Some ten years ago, I started working for a telecommunications company. At the time, I was a contractor, but I wanted the people at that company to think of me as a ‘team player’. So I rushed out and purchased a cell phone plan through that company.
At the time, they were offering a very inexpensive flip phone; I picked up one for me, one for Kathy, and one for my parents. It was the Samsung x475, a basic, durable clamshell phone with a battery that needed charging only about twice a week.
Not my actual phone.
Later, I became an employee of that company, and became eligible for free phones and a very cheap monthly voice and text plan. Over the years, my children began to be added to my account, and we started experimenting with smartphones and data plans.
In this day and age, it is quite difficult to purchase a ‘feature phone’ — that is, a phone that is not a smartphone. Presumably someone in marketing thought that calling it a ‘dumbphone’ would be bad for sales. But there still is a market for such phones, if only among Luddites and technophobes.
This summer marks the end of an era. Joshua has finally been forced to replace his Samsung x475, some ten years after it was initially purchased. For some reason, the phone decided that it would offset the network time by 5 hours and 11 minutes, correcting for timezones. It also refused to admit that any year after 2014 existed (apparently the Mayans were off by a couple of years). Since the phone was originally marketed and sold in 2004 and 2005, it was not designed for ‘bleeding edge’ technologies like 3G and LTE, and can’t communicate on the frequencies used by those types of networks. As the 2G GSM network is re-farmed and the radio frequency blocks are harvested for LTE use, less and less of the cell network is available for coverage of Joshua’s phone.
This phone has really served its time. I wish they made ‘em this durable, these days.
“Shall I buy you a smartphone, Josh?” I asked him.
“No, I don’t want a phone that is smarter than me,” he reasoned.
I forbore to make the obvious insulting remark, but it was a close thing.
“So, what do you want, then? A blanket and some smoke? Two cans and some string?” Sometimes I’m not as patient as I should be.
“Can I get another flippy phone like this one?” he whined, waving his Samsung x475 hopefully.
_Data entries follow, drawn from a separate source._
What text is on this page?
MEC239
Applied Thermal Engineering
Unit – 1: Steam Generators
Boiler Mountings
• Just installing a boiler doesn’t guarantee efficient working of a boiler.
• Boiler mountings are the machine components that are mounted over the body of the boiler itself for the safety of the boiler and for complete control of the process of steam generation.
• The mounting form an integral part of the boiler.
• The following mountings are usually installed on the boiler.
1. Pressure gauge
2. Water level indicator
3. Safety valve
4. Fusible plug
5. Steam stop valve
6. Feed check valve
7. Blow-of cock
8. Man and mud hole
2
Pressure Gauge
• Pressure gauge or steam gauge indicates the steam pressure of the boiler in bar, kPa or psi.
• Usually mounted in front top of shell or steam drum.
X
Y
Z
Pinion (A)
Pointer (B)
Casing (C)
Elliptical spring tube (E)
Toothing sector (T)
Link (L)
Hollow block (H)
So I bought him another ‘feature phone’, this one sold by another carrier. It pretty much just makes and receives phone calls, and texts, and can play music from an SD memory card, if you buy one and load it up. Other than that, it has a rudimentary browser and not much else.
Joshua and Kelsie, admiring his new ‘feature phone’.
Some people really enjoy standing against cultural trends, but I think Joshua has developed this into an art form. While others swap their phones out every year, needing to have the latest and greatest, Joshua gains genuine (if childish) delight from using a phone that is fully ten years behind its time.
I can imagine having a similar conversation, some ten years from now.
Me: “Say, Josh, you need to swap out your phone for one of the new ones with a telepathic interface.”
Joshua: “Aw, Dad, you know I’ve finally got the hang of using this little numeric keypad. See, if you hit the ’3′ twice, it spells out ‘e’.”
Me: “Well, the CEO of our company called me and asked if he could turn off the UMTS network. Apparently your phone is the last holdout, and they would love to shut it down. He says it would save the company about $6 billion annually.”
Joshua: “Gee, that sounds like a lot of money, but I really like my flip-phone. I’m going to have to think about it … ”
Me: “I’ll just tell him to wait, then. I’m sure it will be fine.”